If your favourite place is closed there are still a lot of options for short walks, hikes and sightseeing across Victoria - visit Places to See for alternative places to visit, or visit Things to Do for more details.
Arthurs Seat State Park - park open; Kings Falls circuit walk is partly closed to visitors, accessible from Waterfall Gully Road or 2 Bays walking track
Coolart Historic area - park open, follow signs and barriers in place as some restrictions to specific areas and walking tracks remain.
Dandenong Ranges National Park - closures including Kokoda Memorial Track (1000 Steps), Olinda Falls picnic ground and car park, Valley Picnic Ground car park (open to pedestrians, no vehicle access) and some western Sherbrooke Forest tracks. William Ricketts Sanctuary closed.
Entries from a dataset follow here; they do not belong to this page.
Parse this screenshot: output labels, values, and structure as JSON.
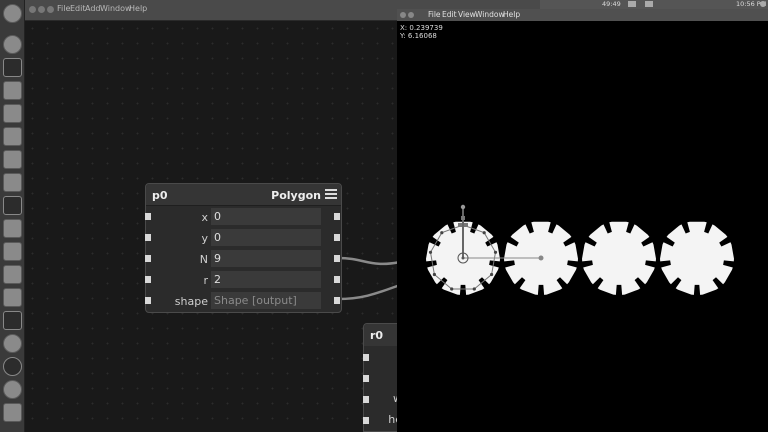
{
  "topbar": {
    "menu": [
      "File",
      "Edit",
      "Add",
      "Window",
      "Help"
    ]
  },
  "tray": {
    "clock": "49:49",
    "time": "10:56 PM"
  },
  "node_p0": {
    "name": "p0",
    "type": "Polygon",
    "params": [
      {
        "label": "x",
        "value": "0"
      },
      {
        "label": "y",
        "value": "0"
      },
      {
        "label": "N",
        "value": "9"
      },
      {
        "label": "r",
        "value": "2"
      },
      {
        "label": "shape",
        "value": "Shape [output]"
      }
    ]
  },
  "node_r0": {
    "name": "r0",
    "labels": [
      "w",
      "he"
    ]
  },
  "viewer": {
    "menu": [
      "File",
      "Edit",
      "View",
      "Window",
      "Help"
    ],
    "coord_x": "X: 0.239739",
    "coord_y": "Y: 6.16068"
  },
  "colors": {
    "canvas": "#191919",
    "node": "#2b2b2b",
    "viewer": "#000000",
    "shape": "#f4f4f4"
  }
}
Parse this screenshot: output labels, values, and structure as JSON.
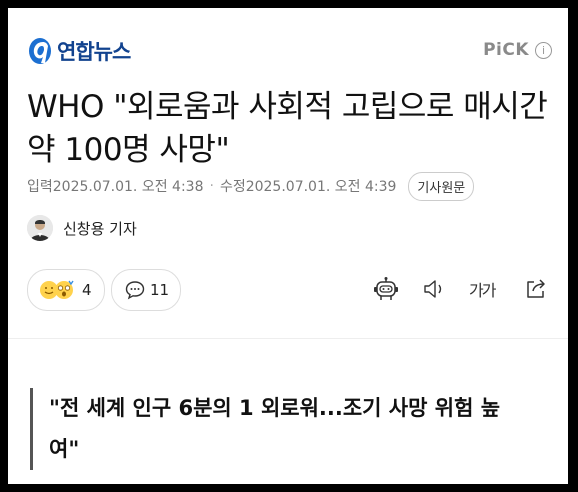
{
  "header": {
    "logo_text": "연합뉴스",
    "pick_label": "PiCK",
    "pick_info_glyph": "i"
  },
  "article": {
    "title": "WHO \"외로움과 사회적 고립으로 매시간 약 100명 사망\"",
    "input_label": "입력",
    "input_date": "2025.07.01. 오전 4:38",
    "modified_label": "수정",
    "modified_date": "2025.07.01. 오전 4:39",
    "original_button": "기사원문",
    "reporter": "신창용 기자",
    "quote": "\"전 세계 인구 6분의 1 외로워...조기 사망 위험 높여\""
  },
  "actions": {
    "reaction_count": "4",
    "comment_count": "11",
    "font_size_label": "가가"
  },
  "colors": {
    "brand": "#12438f",
    "text": "#111111",
    "muted": "#777777"
  }
}
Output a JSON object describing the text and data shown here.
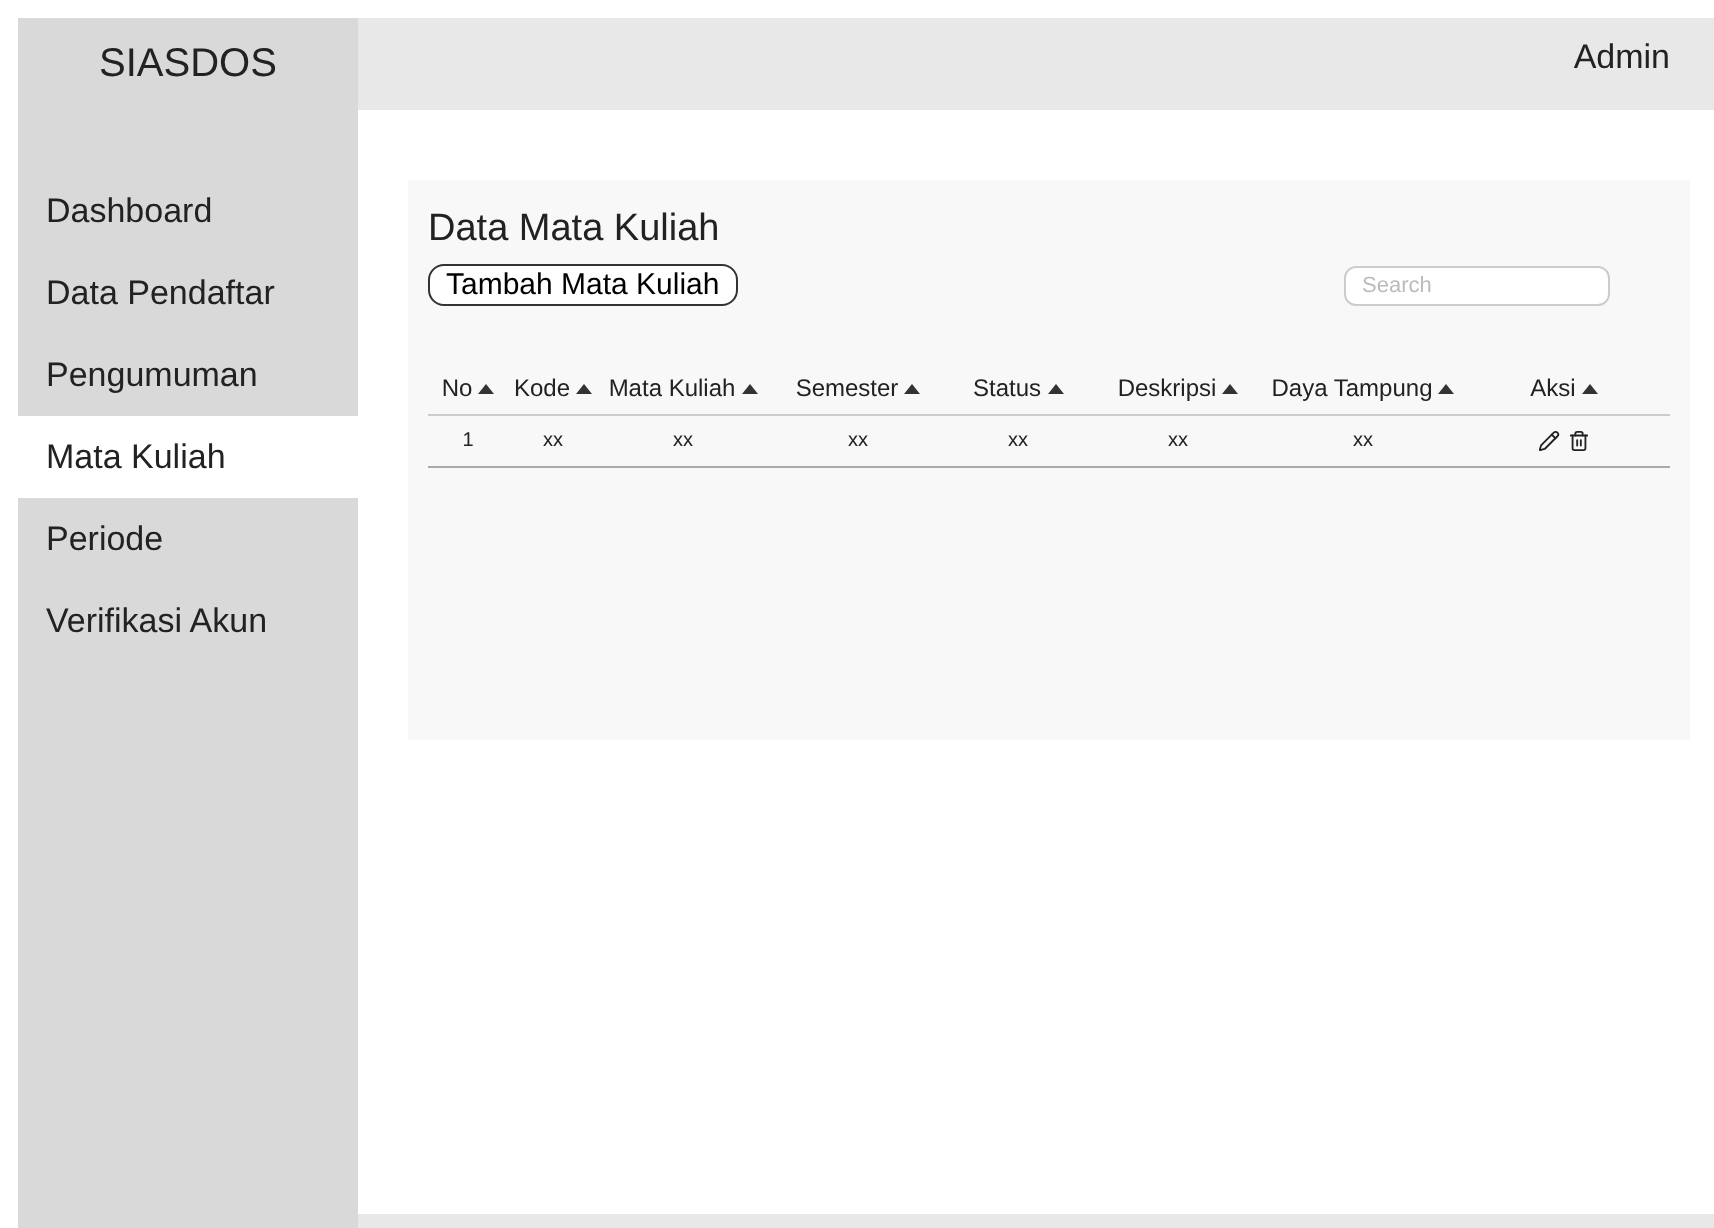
{
  "sidebar": {
    "title": "SIASDOS",
    "items": [
      {
        "label": "Dashboard",
        "selected": false
      },
      {
        "label": "Data Pendaftar",
        "selected": false
      },
      {
        "label": "Pengumuman",
        "selected": false
      },
      {
        "label": "Mata Kuliah",
        "selected": true
      },
      {
        "label": "Periode",
        "selected": false
      },
      {
        "label": "Verifikasi Akun",
        "selected": false
      }
    ]
  },
  "topbar": {
    "user": "Admin"
  },
  "card": {
    "title": "Data Mata Kuliah",
    "add_button": "Tambah Mata Kuliah",
    "search": {
      "placeholder": "Search"
    },
    "table": {
      "columns": [
        "No",
        "Kode",
        "Mata Kuliah",
        "Semester",
        "Status",
        "Deskripsi",
        "Daya Tampung",
        "Aksi"
      ],
      "rows": [
        {
          "cells": [
            "1",
            "xx",
            "xx",
            "xx",
            "xx",
            "xx",
            "xx"
          ]
        }
      ]
    }
  }
}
Great Ocean Walk - open, including all booked campsites. Phillips Track open, and Triplet Falls and Little Aire Falls accessible via one way tracks. Loop track closed due to board walk damage - reopening scheduled for March 2022.
Great Otway National Park - some walking track restrictions remain place
Kinglake National Park - park open; bridge at eastern end of Mountain Creek Track is closed.
Macedon Regional Park – partial closure, some roads and tracks remain closed, including the section between Bawden Road and the Memorial Cross Reserve, as well as Hoods Track and Link 2 Track
Mornington Peninsula National Park - park open, follow signs and barriers in place as some remote walking tracks are partially restricted
Morwell National Park - Brewster and Braniffs Road entries, Grand Strzelecki Track and sections of Billy Creek Track are closed
Sale Common Nature Conservation Reserve - Heritage Trail and the boardwalk on the eastern side of the reserve are closed
Sassafras Creek Nature Conservation Reserve - Sassafras Creek walking trail temporarily closed
Tarra-Bulga National Park - Diaper Track is closed
Trentham Falls (Coliban River Scenic Reserve) - open; but the toilets at this site remain closed
Turpins Falls Scenic Reserve - site closure in place
Wilsons Promontory National Park -
- Little Oberon Bay Walking Track is closed between Norman Point and Oberon Bay. The Oberon Bay Campsite is only accessible via Telegraph Saddle Walking Track
- Stockyard Campsite is unavailable for overnight camping (the area remains open for access to Big Drift). All other campsites are open. Whisky Bay toilets are closed.
- Sealers Cove Walking Track and Boardwalk closed between Telegraph Saddle and Sealers Cove. The Sealers Cove Campsite is only accessible via Refuge Cove which is a 25km hike from Telegraph Saddle.